Old Mrs. Piedmont lived in a log cabin in the tiny town of Frazier Park, California, in the early 1800s. She would forage for food every day hoping to capture a rabbit or other small game but often had to dig up some roots and cook them for dinner. One day while picking mushrooms from the base of her favorite tree, she spotted something strange sticking out of the ground. She brushed away the topsoil until she uncovered a great big hairy toe. There was some good meat on that toe and it would make a mighty tasty dinner. With a single whack of her hatchet old Mrs. Piedmont dislodged the toe, put it in her basket and took it home.

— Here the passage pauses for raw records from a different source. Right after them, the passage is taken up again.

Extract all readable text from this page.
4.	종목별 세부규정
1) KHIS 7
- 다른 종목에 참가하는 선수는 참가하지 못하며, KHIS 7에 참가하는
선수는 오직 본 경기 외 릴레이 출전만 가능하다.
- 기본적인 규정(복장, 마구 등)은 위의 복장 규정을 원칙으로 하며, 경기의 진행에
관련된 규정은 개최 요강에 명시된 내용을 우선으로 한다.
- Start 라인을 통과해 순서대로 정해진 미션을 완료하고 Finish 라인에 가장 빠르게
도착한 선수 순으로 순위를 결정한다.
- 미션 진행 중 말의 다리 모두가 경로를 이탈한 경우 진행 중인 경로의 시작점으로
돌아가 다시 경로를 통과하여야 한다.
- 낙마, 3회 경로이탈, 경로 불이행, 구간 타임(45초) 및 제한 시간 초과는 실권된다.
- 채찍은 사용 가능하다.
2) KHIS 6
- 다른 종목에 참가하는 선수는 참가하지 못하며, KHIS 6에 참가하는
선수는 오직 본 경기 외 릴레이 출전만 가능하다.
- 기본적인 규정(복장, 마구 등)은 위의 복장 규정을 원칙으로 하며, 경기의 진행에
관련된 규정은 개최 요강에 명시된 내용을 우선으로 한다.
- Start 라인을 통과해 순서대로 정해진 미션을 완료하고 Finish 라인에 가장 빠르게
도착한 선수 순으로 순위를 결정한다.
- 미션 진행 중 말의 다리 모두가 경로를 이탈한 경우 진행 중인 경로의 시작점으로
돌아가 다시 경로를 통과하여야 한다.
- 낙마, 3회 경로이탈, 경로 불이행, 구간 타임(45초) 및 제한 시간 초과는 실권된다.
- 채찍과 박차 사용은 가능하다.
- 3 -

When she got back to her cabin, she boiled her vittles in a kettle and had hairy toe soup for dinner. The meat was so tender she ate it right off the bone. It was the best meal she'd had in weeks! With a full stomach old Mrs. Piedmont fell fast asleep at the kitchen table next to her napkin and the toenail clipping.

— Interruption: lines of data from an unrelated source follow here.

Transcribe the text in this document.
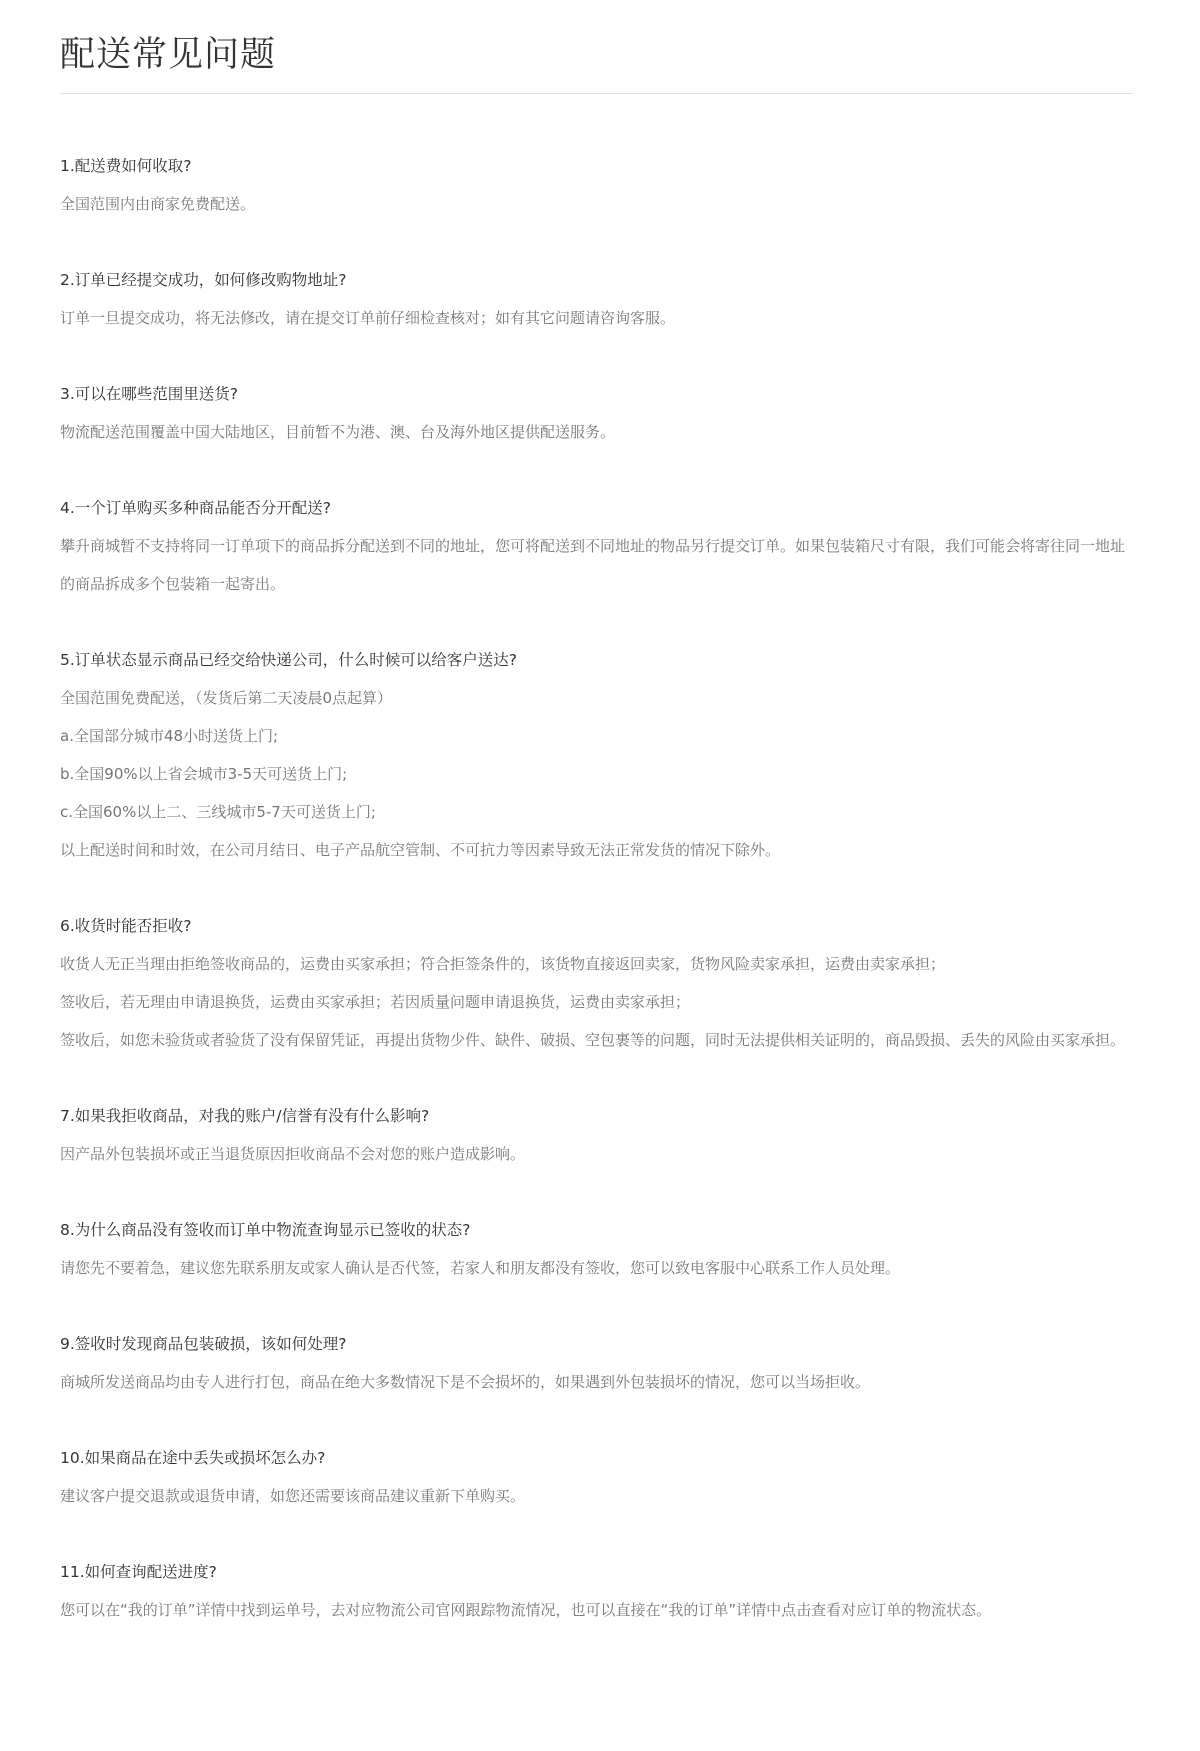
配送常见问题

1.配送费如何收取?

全国范围内由商家免费配送。

2.订单已经提交成功，如何修改购物地址?

订单一旦提交成功，将无法修改，请在提交订单前仔细检查核对；如有其它问题请咨询客服。

3.可以在哪些范围里送货?

物流配送范围覆盖中国大陆地区，目前暂不为港、澳、台及海外地区提供配送服务。

4.一个订单购买多种商品能否分开配送?

攀升商城暂不支持将同一订单项下的商品拆分配送到不同的地址，您可将配送到不同地址的物品另行提交订单。如果包装箱尺寸有限，我们可能会将寄往同一地址的商品拆成多个包装箱一起寄出。

5.订单状态显示商品已经交给快递公司，什么时候可以给客户送达?

全国范围免费配送，（发货后第二天凌晨0点起算）

a.全国部分城市48小时送货上门;

b.全国90%以上省会城市3-5天可送货上门;

c.全国60%以上二、三线城市5-7天可送货上门;

以上配送时间和时效，在公司月结日、电子产品航空管制、不可抗力等因素导致无法正常发货的情况下除外。

6.收货时能否拒收?

收货人无正当理由拒绝签收商品的，运费由买家承担；符合拒签条件的，该货物直接返回卖家，货物风险卖家承担，运费由卖家承担；

签收后，若无理由申请退换货，运费由买家承担；若因质量问题申请退换货，运费由卖家承担；

签收后，如您未验货或者验货了没有保留凭证，再提出货物少件、缺件、破损、空包裹等的问题，同时无法提供相关证明的，商品毁损、丢失的风险由买家承担。

7.如果我拒收商品，对我的账户/信誉有没有什么影响?

因产品外包装损坏或正当退货原因拒收商品不会对您的账户造成影响。

8.为什么商品没有签收而订单中物流查询显示已签收的状态?

请您先不要着急，建议您先联系朋友或家人确认是否代签，若家人和朋友都没有签收，您可以致电客服中心联系工作人员处理。

9.签收时发现商品包装破损，该如何处理?

商城所发送商品均由专人进行打包，商品在绝大多数情况下是不会损坏的，如果遇到外包装损坏的情况，您可以当场拒收。

10.如果商品在途中丢失或损坏怎么办?

建议客户提交退款或退货申请，如您还需要该商品建议重新下单购买。

11.如何查询配送进度?

您可以在“我的订单”详情中找到运单号，去对应物流公司官网跟踪物流情况，也可以直接在“我的订单”详情中点击查看对应订单的物流状态。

The moon rose, crossed the night sky and seemed to stop directly over her house. Cold wind started blowing and growing stronger until it howled through the tree tops. A soft hollow voice was carried through the air calling out, "Hairy toe! Hairy toe! I want my hairy toe!" Inside the house, old Mrs. Piedmont stirred and nervously looked around.

From the woods came a stomp-squish, stomp-squish, stomp-squish noise and the wind whistled louder. At the edge of the forest, she could make out a ghoulish cry: "Hairy toe! Hairy toe! I want my hairy toe!" Old Mrs. Piedmont shuddered and ran to the door and barred it.

Stomp-squish, stomp-squish, stomp-squish sounds came from the garden path outside her cabin. Mournful moans shook her window shutters: "Hairy toe! Hairy toe! I want my hairy toe!"

The front door burst open with a bang, snapping the bar in two and a massive figure walked through the shattered doorway – stomp-squish, stomp-squish, stomp-squish. It demanded: "Hairy toe! Hairy toe! I want my hairy toe!" and pointed to the missing digit.

Old Mrs. Piedmont shouted in terror, "But I ATE your hairy toe!"

“And I want it back.” The giant advanced into the room stomp-squish, stomp-squish, stomp-squish.

Old Mrs. Piedmont was never seen again.

And still to this day, more than 200 years later, people still ask, “What does hairy toe soup taste like?” It ain’t toe bad – tastes like chicken.